Over the past two years alone, numerous clinics specializing in medical cannabis have taken root in the city of Toronto. Along with these clinics has arrived a tightly knit community among doctors collaborating together to determine pertinent treatment details, such as possible interactions between marijuana and previously prescribed drugs. These doctors, however, only ratify a patient’s medical need for cannabis products. Processing and distribution is often handled by larger, licensed companies unrelated to the clinic.
Clinics offering such prescriptions are maintained by highly trained professionals, as in any other clinical setting. The problem, however, is that medical marijuana and its purported uses is a direly under-researched field.
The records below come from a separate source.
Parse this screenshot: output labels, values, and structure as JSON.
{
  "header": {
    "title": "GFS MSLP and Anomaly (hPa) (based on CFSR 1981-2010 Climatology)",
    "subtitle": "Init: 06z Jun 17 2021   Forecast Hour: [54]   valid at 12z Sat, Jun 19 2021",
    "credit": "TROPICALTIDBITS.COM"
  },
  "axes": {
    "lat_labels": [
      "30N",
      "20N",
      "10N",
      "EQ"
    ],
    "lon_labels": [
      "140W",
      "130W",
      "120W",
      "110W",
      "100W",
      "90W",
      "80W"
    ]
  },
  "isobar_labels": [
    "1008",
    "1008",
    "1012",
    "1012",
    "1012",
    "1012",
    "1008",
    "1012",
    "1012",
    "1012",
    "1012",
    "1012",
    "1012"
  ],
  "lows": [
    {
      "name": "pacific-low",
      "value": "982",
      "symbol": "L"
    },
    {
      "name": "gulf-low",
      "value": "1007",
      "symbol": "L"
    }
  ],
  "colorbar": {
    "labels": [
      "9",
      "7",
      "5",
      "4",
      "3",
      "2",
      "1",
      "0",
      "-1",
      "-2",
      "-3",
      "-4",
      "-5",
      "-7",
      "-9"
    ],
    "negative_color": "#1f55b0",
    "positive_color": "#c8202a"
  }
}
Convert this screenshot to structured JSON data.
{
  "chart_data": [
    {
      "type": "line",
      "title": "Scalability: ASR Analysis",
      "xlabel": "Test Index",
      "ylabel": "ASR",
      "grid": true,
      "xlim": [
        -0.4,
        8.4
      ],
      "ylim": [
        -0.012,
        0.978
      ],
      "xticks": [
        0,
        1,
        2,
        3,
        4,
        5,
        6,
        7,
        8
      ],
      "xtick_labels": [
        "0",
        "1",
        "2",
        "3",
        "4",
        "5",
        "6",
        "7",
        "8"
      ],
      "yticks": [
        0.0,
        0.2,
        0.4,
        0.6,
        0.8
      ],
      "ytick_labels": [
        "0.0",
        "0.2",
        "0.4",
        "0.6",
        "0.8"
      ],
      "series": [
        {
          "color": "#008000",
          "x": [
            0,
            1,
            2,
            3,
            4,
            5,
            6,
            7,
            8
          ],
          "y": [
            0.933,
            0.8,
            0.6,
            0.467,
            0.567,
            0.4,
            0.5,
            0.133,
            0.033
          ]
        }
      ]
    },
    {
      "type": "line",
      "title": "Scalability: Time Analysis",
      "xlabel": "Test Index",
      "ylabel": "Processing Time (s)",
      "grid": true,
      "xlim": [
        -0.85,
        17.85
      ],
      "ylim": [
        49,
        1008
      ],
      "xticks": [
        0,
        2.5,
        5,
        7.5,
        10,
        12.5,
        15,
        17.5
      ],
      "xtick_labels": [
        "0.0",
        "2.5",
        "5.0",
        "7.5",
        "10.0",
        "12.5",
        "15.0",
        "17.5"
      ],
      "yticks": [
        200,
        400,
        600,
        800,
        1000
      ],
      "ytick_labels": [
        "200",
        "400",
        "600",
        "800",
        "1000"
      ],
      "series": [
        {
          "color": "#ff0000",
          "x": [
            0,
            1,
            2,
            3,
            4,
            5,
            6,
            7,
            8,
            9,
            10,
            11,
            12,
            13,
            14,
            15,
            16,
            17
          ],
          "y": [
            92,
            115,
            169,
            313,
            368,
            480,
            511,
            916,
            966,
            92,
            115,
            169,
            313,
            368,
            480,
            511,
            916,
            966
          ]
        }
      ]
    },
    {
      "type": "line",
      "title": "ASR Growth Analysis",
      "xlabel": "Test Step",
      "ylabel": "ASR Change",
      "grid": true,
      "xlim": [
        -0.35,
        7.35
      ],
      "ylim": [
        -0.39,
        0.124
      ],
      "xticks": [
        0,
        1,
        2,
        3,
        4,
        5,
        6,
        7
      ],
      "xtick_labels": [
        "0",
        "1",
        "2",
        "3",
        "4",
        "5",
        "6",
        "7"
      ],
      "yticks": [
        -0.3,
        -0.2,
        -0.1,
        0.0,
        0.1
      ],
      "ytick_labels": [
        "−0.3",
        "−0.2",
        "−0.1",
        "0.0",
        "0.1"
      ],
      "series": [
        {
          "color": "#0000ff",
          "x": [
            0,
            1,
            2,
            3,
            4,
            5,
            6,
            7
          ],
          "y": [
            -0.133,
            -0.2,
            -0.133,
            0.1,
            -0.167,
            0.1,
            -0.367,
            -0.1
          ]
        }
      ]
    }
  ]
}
Physicians even today are forced to base cannabinoid treatments off of scant research and limited, sometimes inconclusive studies. Naturally, risks are involved for patients seeking prescription dosages—and health care professionals are not the only individuals involved in the marijuana market.
More prolifically than clinics and companies approved by Health Canada, independent dispensaries have become commonplace in Toronto. In the case of dispensaries, there is little regulation
at all. Some function as connections to licensed doctors, pointing prospective patients in directions that suit their needs. Others are solely profit-based, selling or prescribing marijuana regardless of how authentic the client’s condition may be.
This disparity in operations makes it difficult for medical and governmental agencies to determine the best course of regulation. What constitutes a need for a prescription, even, is not clear among marijuana providers. In addition to free reign dispensaries, private dealers are thriving in this era of legalization, pandering to recreational use alone. Supporters of medical legalization largely agree that some level of regulation is necessary, but plans for doing so have yet to become a federal or local endeavor.
Any drug, however advantageous, can become dangerous when left unchecked by a certified body of experts. If marijuana is to be issued for medical purposes, it will need to be treated with the reverence and caution of any other legally distributed drug.